National President of ANLCA, Hon. Tony Nwabunike, who expressed the concerns during his presentation at a two-day workshop organized by the Association of Maritime Journalists of Nigeria, AMJON, in Lagos, said he foresees challenges on many fronts, essentially with regards to some existing economic models.
Nwabunike also noted that with Nigeria’s crude oil fast losing its once vital political and economic power, if urgent steps are not taken to diversify local productive base and quickly identify areas of economic advantage in the African continental free trade, Nigeria may just find herself displaced economically, to lick her wounds as a pariah nation within the continental trade bloc.
His words: “The hard truth is that Nigerian Government is still getting ready for AfCFTA. I can say that categorically because if you consider the way import guidelines and procedures are churned out and implemented year in year out, one won’t look forward to AfCFTA with much excitement.
“We are import dependent, these days government is turning more and more to the Customs Service as base for revenue earnings. So to some extent, local manufacturing capacity is been undermined by the continuous quest for revenue jack up by the Customs. Is this what we are going to take to AfCFTA?”
Nwabunnike also added: “Nigeria should position herself for the stiff competition in AfCFTA. We need to look into our import and export trade procedures. A country that depends on import duty receipts to substantially finance her budget and capital expenditure will not be sincere with the regime of African Continental Free Trade Area.”
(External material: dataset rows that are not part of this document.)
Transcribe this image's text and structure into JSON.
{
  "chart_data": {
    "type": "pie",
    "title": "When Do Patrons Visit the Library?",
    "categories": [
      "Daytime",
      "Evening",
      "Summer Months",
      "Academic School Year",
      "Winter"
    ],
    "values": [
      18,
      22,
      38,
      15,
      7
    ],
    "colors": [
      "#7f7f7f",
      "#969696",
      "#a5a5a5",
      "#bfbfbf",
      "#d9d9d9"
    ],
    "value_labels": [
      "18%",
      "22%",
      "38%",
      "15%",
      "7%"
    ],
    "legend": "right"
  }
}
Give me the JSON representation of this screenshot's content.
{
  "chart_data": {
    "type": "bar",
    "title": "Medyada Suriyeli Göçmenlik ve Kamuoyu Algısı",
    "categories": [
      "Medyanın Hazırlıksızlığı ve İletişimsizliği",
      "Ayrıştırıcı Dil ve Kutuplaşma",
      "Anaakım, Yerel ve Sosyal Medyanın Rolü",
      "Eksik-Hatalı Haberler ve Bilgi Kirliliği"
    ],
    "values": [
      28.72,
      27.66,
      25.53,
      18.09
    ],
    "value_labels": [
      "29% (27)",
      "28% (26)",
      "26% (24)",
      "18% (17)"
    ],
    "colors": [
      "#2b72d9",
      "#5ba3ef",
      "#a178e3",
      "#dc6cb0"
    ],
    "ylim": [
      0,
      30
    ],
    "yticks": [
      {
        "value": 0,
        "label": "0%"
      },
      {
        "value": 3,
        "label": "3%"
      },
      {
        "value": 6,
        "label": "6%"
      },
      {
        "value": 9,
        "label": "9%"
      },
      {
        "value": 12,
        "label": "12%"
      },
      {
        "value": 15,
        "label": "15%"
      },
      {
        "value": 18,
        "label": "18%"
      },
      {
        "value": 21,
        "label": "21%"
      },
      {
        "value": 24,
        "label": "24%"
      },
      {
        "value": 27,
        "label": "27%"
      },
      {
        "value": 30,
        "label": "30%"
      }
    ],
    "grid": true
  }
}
The ANLCA boss also faulted prevailing Nigerian official position that under AfCFTA goods from other blocs within the bilateral trade territory will flood the Nigeria market and stifle local industries.
He said: “This is not true. If our local fiscal and trade policies are correct, it is Nigerian products that should flood and dominate the continental market. So, there is nothing to say more than to continue to plead with government to encourage open valuation system by making it a public document and also to stop giving revenue target to Customs.
“These will create the right and enabling trading environment, unlock our productive capacity, improve Customs brokerage, improve our exports capacity and manufacturing value chain, free our logistics and freight forwarding industry from the burden and pressure of unwarranted illegal costs.
“Giving Customs target every year by FGN should be discouraged. I strongly believe that the Nigeria Customs Service has been over stretched and this has created huge distrust in the minds of Nigerians. You cannot be talking about African free continental trade with the level of existing bottlenecks in the clearance of goods.”
There is also no reason to continue to ban essential goods for which we presently lack capacity to produce.
“It is high time the federal government considers a new approach to trade, particularly, if we are serious about our intention to run with AfCFTA.”